Location: Fixing a Virtual Roof
When I am social, in either my physical or virtual lives, it tends to be with folks as smart and, believe it or not, broadly learned as my colleagues in the sciences. I'll party with those wild-men from our Physics Department this weekend. Woo hoo! Pass the tortilla chips and don't ask me to do any integrals!
I eat lunch daily with them, and a sampling of mathematicians and chemists, every day. Otherwise, I don't "hang out" too much, go to virtual or brick-and-mortar clubs, or get too involved in in-person or virtual forums beyond the handful of blogs I follow and the events at my UU Church.
So Robert Hooker's post about identity in Second Life and his feelings that it does not capture one tenet of Postmoderism, Donna Haraway's "Cyborg" from her famous manifesto, got me thinking about what virtual worlds do mean for me. Sometimes I'm happiest when there's not another avatar in sight, as has been the case for my SL road-trips (I'm considering continuing that little series, since I rather miss it).
I discovered a connection that I've been trying to articulate for a while in two articles, one in press and one about to go to the editors, about collaboration. Here's what I said in reply to Robert at his blog, as Hiro Pendragon and I both sought clarity about some of Robert's claims:
I'm not in Hiro's league as a builder, and I cannot script, but whenever I get bored with virtual worlds, I build. If you want social-constructivist epistemology that's at the core of Postmodern pedagogy in my field, writing, do a collaborative build with others and then make an immersive simulation.I had been bored in SL for a long time before I moved my educational activities to Jokaydia Grid, where I'm building everything almost from scratch.
That's a pretty Postmodern move, appropriating the tools a corporation provides to make something new, even subversive, and ephemeral, one of Hakim Bey's TAZs.
So I've begun to focus less on the avatar and more what avatars (and the users driving them) create.
At the Virtual House of Usher, I've done little with the avatar of Roderick Usher, other than making his hair messy and giving him a nicely "Roman" nose.

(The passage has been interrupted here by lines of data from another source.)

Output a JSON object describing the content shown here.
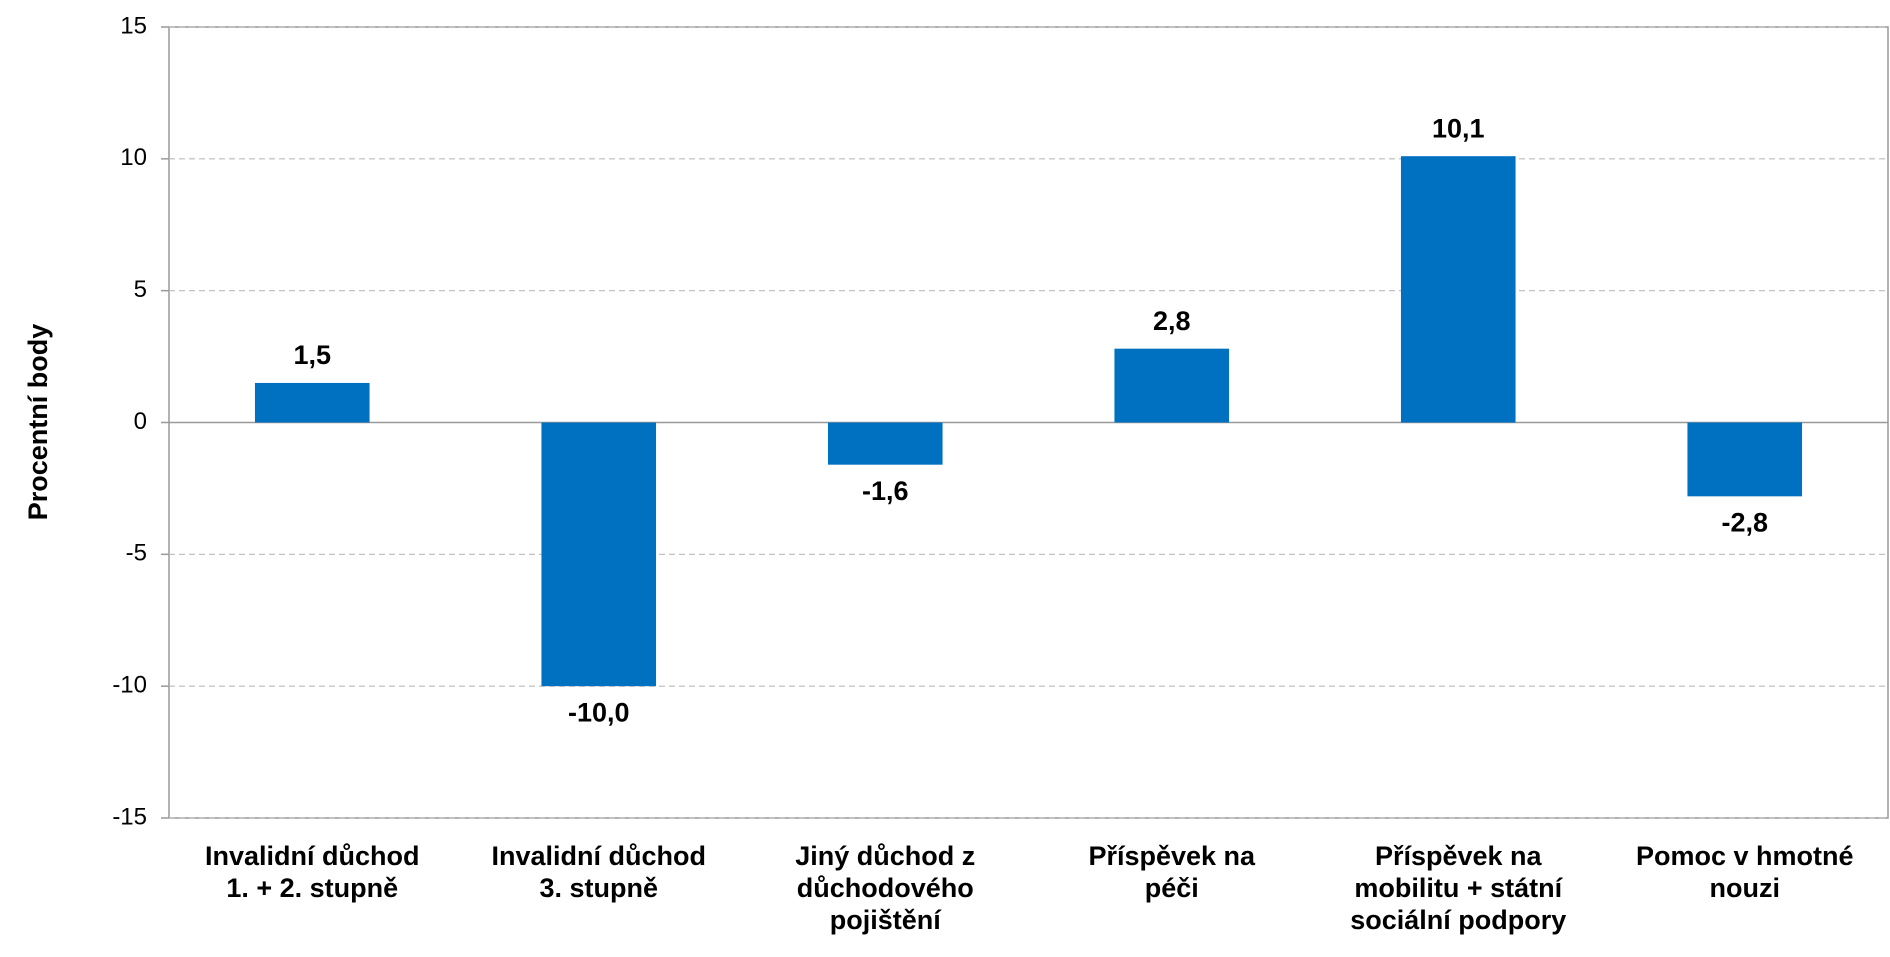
{
  "chart_data": {
    "type": "bar",
    "y_axis_label": "Procentní body",
    "categories": [
      "Invalidní důchod\n1. + 2. stupně",
      "Invalidní důchod\n3. stupně",
      "Jiný důchod z\ndůchodového\npojištění",
      "Příspěvek na\npéči",
      "Příspěvek na\nmobilitu + státní\nsociální podpory",
      "Pomoc v hmotné\nnouzi"
    ],
    "values": [
      1.5,
      -10.0,
      -1.6,
      2.8,
      10.1,
      -2.8
    ],
    "value_labels": [
      "1,5",
      "-10,0",
      "-1,6",
      "2,8",
      "10,1",
      "-2,8"
    ],
    "color": "#0070c0",
    "ylim": [
      -15,
      15
    ],
    "yticks": [
      -15,
      -10,
      -5,
      0,
      5,
      10,
      15
    ],
    "grid": true
  }
}
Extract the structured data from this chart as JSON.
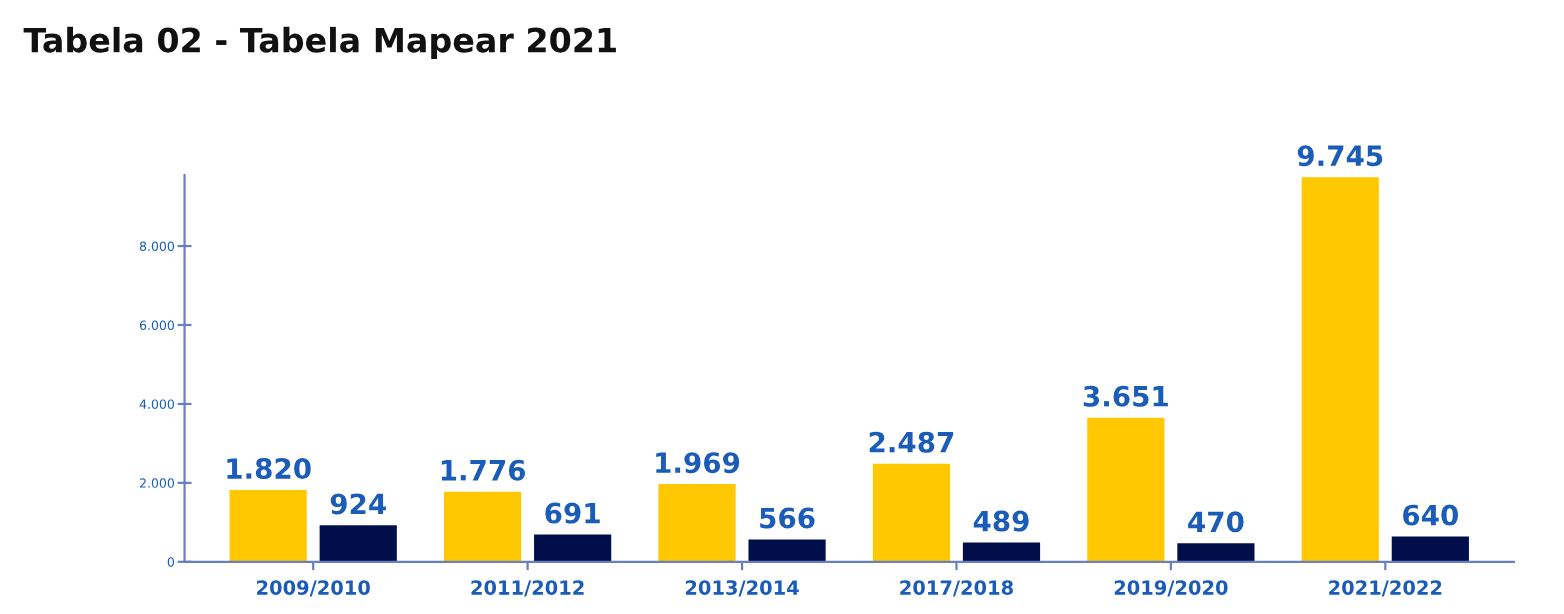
{
  "chart_data": {
    "type": "bar",
    "title": "Tabela 02 - Tabela Mapear 2021",
    "categories": [
      "2009/2010",
      "2011/2012",
      "2013/2014",
      "2017/2018",
      "2019/2020",
      "2021/2022"
    ],
    "series": [
      {
        "color": "#ffc800",
        "values": [
          1820,
          1776,
          1969,
          2487,
          3651,
          9745
        ],
        "value_labels": [
          "1.820",
          "1.776",
          "1.969",
          "2.487",
          "3.651",
          "9.745"
        ]
      },
      {
        "color": "#000f4a",
        "values": [
          924,
          691,
          566,
          489,
          470,
          640
        ],
        "value_labels": [
          "924",
          "691",
          "566",
          "489",
          "470",
          "640"
        ]
      }
    ],
    "ylim": [
      0,
      9800
    ],
    "yticks": [
      0,
      {
        "value": 2000,
        "label": "2.000"
      },
      {
        "value": 4000,
        "label": "4.000"
      },
      {
        "value": 6000,
        "label": "6.000"
      },
      {
        "value": 8000,
        "label": "8.000"
      }
    ],
    "grid": false,
    "legend": false
  }
}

He is bone-stock. Instead, the build has been the identity I'm crafting. Poe's House appeared to be sentient, and its "leaden" presence influences the fate of all three characters in the tale.
I've never been bored, even once, while making things. Next week I'll be helping to build a cedar closet in the physical world and sticking the final bits on the exterior of Usher. Both will be nearly solitary pursuits and, like writing itself, rewarding only insofar as they lead to more creations.